Narayan Satham

Personal information
- Full name: Narayan Yashwantrao Satham
- Born: 12 July 1949 Dabhoi, Province of Bombay, India
- Died: 12 February 2023 (aged 73)
- Batting: Right-handed
- Bowling: Right-arm fast-medium

Domestic team information
- 1967/68–1984/85: Baroda

Career statistics
| Competition | FC | List A |
| Matches | 84 | 8 |
| Runs scored | 3,119 | 11 |
| Batting average | 28.61 | 3.66 |
| 100s/50s | 4/12 | 0/0 |
| Top score | 197 | 8 |
| Balls bowled | 11,181 | 378 |
| Wickets | 193 | 5 |
| Bowling average | 31.31 | 50.20 |
| 5 wickets in innings | 7 | 0 |
| 10 wickets in match | 1 | n/a |
| Best bowling | 8/65 | 3/33 |
| Catches/stumpings | 32/– | 0/– |
- Source: ESPNcricinfo, 24 August 2019

= Narayan Satham =

Indian cricketer, coach, and administrator (1949–2023)

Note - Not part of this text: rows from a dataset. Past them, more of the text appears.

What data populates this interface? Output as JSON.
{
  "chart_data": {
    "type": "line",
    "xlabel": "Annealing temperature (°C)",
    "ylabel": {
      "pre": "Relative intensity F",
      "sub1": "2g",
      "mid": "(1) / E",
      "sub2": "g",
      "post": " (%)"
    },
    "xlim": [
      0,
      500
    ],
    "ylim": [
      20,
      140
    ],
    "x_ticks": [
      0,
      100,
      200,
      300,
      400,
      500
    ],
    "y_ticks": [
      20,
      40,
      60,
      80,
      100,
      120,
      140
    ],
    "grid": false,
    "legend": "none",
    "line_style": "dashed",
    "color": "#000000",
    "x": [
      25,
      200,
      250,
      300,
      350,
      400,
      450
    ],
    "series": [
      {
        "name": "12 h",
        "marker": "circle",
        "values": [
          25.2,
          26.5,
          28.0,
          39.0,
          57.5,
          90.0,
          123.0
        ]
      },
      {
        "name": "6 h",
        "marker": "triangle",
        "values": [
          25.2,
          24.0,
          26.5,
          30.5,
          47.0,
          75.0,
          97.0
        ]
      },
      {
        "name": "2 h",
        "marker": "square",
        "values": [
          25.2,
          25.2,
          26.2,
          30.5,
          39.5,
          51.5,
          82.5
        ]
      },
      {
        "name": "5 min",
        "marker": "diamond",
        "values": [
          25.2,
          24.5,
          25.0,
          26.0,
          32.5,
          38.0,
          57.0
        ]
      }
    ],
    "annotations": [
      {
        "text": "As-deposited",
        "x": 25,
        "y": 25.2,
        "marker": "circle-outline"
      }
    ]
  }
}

Narayan Yashwantrao Satham (12 July 1949 – 12 February 2023) was an Indian first-class cricketer who played for Baroda. He worked as an administrator and coach after his playing career.

==Career==
Satham was right-arm fast-medium bowler who made his first-class debut for Baroda at the age of 18 during the 1967–68 Ranji Trophy. He became part of Baroda's pace trio which included Cecil Williams and Anthony Fernandes. In a career that lasted until the 1984/85 season, Satham appeared in 84 first-class matches in which he took 193 wickets at an average of 31.31. He was also a handy lower-order batsman with more than 3000 runs including four centuries. Satham represented West Zone in Duleep Trophy and against touring Sri Lankan and English teams.

Satham worked in cricket administrative and coaching roles after retirement. After officiating as a match referee in domestic tournaments, he worked as the head coach of the Singapore national under-19 and senior teams for three years until 1999. In 2001, Satham, along with Mohinder and Surinder Amarnath, trained cricketers in Tangier, Morocco, as part of a cricket development pact with the Moroccan Cricket Association. In 2008, Satham, Williams, Anshuman Gaekwad and Nayan Mongia formed the Veteran Cricketers Association. He then had two tenures as the chairman of cricket improvement committee (CIC) of the Baroda Cricket Association (BCA) and was a member of BCA managing committee until his resignation in 2018. He also coached at the Sangramsinh Gaekwad Cricket Academy in Vadodara.

Satham died on 12 February 2023, at the age of 73.